If you struggle with addiction, if you have unhealed childhood trauma or you suffer from depression, you will find a great variety of meditation to help you on your healing journey. Try meditation on a great old tree to regain your physical health after illness.
We all want to be loving and compassionate, but it takes effort and practice. Meditation for love and compassion bring these concepts into your consciousness and help you to manifest them in your daily life.
Learn the very powerful and beautiful Tibetan Buddhist practice of tonglen for generating love and compassion for yourself and others. You will find meditation on overcoming prejudice, understanding true love and exploring your heart chakra.
How do you meditate on your breath?
How do you count your breath for meditation?
Why is the breath important in meditation?
Do you breathe through your nose or mouth when meditating?
How to do it
You start with focusing your mind on an object. That object can be something external – a candle, an image of a Buddha or a picture of Jesus, a flower or an internal object such as your breath or your heartbeat. The purpose of this technique is to quiet your mind of its constant thinking and attain a measure of peace.

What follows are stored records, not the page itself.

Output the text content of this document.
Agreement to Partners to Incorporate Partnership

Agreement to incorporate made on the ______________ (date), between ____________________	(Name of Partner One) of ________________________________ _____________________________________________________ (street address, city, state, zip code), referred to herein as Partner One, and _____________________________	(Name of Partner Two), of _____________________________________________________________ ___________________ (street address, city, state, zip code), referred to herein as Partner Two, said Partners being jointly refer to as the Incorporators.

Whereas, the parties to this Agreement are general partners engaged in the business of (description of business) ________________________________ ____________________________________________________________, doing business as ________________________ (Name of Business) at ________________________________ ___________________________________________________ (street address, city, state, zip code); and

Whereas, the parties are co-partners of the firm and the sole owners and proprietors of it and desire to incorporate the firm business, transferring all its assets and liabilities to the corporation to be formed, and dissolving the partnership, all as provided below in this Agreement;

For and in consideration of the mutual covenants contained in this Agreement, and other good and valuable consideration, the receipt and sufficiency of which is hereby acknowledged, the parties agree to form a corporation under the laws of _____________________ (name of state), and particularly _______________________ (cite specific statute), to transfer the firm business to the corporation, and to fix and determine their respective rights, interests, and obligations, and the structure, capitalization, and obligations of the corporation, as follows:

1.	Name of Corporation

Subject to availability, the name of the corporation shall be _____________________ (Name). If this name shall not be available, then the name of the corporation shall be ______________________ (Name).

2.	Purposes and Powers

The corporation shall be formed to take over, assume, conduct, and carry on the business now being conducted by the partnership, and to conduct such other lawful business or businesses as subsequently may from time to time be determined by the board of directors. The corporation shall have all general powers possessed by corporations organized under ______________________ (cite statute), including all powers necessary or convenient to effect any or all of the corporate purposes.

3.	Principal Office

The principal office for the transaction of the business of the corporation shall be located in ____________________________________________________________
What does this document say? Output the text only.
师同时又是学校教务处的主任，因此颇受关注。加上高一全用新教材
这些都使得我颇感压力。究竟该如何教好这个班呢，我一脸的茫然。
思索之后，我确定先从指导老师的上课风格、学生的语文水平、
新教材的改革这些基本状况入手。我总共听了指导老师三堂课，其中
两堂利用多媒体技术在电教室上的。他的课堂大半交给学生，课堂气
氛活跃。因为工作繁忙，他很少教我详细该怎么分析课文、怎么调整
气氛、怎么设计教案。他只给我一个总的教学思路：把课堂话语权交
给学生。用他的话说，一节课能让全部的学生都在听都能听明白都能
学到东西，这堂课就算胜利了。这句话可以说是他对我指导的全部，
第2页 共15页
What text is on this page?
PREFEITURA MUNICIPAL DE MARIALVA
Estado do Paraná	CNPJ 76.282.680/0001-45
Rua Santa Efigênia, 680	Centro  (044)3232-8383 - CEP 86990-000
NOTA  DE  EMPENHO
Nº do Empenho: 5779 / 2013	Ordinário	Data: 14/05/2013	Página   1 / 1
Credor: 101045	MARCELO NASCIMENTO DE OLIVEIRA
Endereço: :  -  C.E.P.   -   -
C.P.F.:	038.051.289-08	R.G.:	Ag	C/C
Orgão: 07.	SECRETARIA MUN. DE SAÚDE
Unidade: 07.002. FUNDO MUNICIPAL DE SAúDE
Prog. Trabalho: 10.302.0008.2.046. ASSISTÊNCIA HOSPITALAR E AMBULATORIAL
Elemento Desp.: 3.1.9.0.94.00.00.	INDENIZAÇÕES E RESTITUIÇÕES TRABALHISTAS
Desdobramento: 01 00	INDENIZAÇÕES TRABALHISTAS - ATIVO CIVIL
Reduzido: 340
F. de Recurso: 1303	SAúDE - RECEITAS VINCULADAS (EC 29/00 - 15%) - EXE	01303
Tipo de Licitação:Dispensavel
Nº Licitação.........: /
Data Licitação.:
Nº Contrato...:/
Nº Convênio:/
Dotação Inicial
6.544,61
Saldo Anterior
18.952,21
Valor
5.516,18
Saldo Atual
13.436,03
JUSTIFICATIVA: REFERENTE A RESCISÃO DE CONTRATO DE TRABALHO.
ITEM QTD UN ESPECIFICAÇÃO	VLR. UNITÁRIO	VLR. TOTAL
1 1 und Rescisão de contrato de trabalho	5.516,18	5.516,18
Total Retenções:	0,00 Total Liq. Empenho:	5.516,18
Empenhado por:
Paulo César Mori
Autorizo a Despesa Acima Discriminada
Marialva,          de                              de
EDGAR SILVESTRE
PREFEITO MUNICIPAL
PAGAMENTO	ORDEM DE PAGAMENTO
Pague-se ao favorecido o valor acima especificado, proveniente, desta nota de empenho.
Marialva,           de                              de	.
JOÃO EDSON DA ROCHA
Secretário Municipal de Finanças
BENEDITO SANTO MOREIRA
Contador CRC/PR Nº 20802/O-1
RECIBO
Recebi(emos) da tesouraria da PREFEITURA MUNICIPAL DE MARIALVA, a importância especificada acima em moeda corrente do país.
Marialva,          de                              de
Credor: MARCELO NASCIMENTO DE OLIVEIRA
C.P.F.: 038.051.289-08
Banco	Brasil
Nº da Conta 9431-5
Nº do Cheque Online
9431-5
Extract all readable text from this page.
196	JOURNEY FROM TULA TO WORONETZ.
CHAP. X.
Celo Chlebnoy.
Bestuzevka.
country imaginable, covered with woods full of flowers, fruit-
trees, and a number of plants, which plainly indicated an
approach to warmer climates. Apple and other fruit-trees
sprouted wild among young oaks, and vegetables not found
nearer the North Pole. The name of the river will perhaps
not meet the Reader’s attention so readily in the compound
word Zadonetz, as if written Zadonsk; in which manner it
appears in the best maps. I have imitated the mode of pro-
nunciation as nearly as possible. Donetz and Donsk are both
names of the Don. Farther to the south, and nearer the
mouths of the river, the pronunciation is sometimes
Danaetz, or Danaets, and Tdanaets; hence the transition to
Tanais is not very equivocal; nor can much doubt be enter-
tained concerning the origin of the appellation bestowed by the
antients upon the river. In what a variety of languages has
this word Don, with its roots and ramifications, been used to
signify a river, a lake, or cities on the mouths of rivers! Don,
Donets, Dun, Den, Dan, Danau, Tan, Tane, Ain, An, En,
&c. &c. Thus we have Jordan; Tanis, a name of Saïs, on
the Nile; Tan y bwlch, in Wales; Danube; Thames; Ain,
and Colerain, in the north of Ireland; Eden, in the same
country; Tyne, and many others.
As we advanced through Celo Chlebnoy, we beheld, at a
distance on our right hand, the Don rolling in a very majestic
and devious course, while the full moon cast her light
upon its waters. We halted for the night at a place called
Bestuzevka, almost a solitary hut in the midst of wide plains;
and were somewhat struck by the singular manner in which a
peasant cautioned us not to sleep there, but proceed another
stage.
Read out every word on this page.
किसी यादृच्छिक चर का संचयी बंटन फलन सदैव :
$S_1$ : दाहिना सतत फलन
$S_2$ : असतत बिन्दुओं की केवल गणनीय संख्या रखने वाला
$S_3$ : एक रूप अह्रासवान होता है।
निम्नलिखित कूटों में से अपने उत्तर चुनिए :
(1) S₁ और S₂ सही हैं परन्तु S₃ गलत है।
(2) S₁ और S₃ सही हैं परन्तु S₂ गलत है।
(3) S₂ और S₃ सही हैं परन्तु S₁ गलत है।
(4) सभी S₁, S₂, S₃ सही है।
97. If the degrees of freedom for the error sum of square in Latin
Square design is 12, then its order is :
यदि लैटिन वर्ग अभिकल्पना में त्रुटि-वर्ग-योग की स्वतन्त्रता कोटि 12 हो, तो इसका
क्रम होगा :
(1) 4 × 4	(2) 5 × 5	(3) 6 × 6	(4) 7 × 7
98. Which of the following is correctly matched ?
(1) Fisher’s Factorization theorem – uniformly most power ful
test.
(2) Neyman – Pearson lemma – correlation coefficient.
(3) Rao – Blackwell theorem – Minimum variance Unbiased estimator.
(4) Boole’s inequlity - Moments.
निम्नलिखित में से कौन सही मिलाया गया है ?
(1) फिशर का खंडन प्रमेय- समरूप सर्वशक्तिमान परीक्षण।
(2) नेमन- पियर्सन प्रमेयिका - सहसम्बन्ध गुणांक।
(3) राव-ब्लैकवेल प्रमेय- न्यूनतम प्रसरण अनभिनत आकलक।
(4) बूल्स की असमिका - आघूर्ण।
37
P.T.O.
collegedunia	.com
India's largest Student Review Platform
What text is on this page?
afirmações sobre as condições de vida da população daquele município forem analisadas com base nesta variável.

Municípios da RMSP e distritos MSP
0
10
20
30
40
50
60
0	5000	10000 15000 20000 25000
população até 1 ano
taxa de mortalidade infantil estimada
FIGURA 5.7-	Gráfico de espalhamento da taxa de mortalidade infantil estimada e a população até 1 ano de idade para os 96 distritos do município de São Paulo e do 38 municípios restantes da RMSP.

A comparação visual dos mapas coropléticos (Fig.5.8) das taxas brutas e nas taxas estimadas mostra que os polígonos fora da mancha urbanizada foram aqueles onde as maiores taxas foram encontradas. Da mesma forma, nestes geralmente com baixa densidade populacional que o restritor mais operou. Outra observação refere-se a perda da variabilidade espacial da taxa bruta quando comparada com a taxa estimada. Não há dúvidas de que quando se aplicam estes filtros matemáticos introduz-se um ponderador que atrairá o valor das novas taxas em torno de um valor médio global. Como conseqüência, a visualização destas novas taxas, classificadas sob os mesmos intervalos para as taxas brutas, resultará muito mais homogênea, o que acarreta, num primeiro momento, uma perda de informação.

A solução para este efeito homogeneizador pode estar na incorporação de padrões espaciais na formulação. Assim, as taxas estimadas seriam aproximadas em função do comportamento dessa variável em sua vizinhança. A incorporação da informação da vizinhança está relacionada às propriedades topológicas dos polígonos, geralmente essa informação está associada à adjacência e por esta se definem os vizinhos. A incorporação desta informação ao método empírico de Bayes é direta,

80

Focusing on an object helps you calm and centre yourself and stabilizes your mind. As a side benefit, because you will find it difficult to stop thinking totally, you will observe patterns in your thinking and your emotions, which will help you learn more about yourself.
Focus during meditation helps you focus on whatever you want in the rest of your life. It helps ready your mind for other forms of meditation.
Instead of avoiding thought in order to calm, stabilize and focus your mind, in these meditations you think about a topic. You maybe asked to think about a problem you are having, possibly some difficulties you have with anger.
You might think about some virtue you want to develop, such as loving kindness or patience; or the fact that you and everything else in the universe is connected.
You meditate on a topic by thinking about it in a focused way, with the intention of creating a positive change in yourself. In this way, you train your mind to be more positive.
Many of the meditations will ask you to visualize something, to create a picture in your mind. Visualizing helps you create your reality, manifest your desires and intentions, change your behavior and even alter your body processes. For example, in the Tara meditation, you visualize a female Buddha who removes your fears and heals your illness. Visualizing is a very powerful tool in the meditation’s tool kit. Don’t worry if you feel you have a hard time seeing a picture in your mind’s eye. With a little practice your visualizing skills will improve over time.
In some of the meditations you will be guided through a process and asked to experience whatever comes up for you. For instant, in one meditation you work with a partner and learn to remove barriers to your friendship and intimacy. In another, you are asked to experience your senses by focusing intensely on a piece of ripe fruit.
Each meditation will employ one or more of these techniques. It is important to remember that meditation techniques are means to and end and not an end in themselves.
They are not meant to foster competition or aggression. You may become very good at focusing your mind and be able to sit for hours with rock solid focus on your breath.
You may become a spiritual athlete of sorts. But if you don’t use your ability to focus on becoming a positive, kinder, more compassionate person, then you will have missed the point.
So remember to set your motivation before you meditate. You might say: “I would like to meditate today to help myself become a happier, kinder person so I maybe of service to myself and others.”
When you have completed your meditation, you might add:”I dedicate my efforts for my highest benefit and for the highest benefit of all others. These meditation ‘bookend’ will greatly enhance your meditation sessions.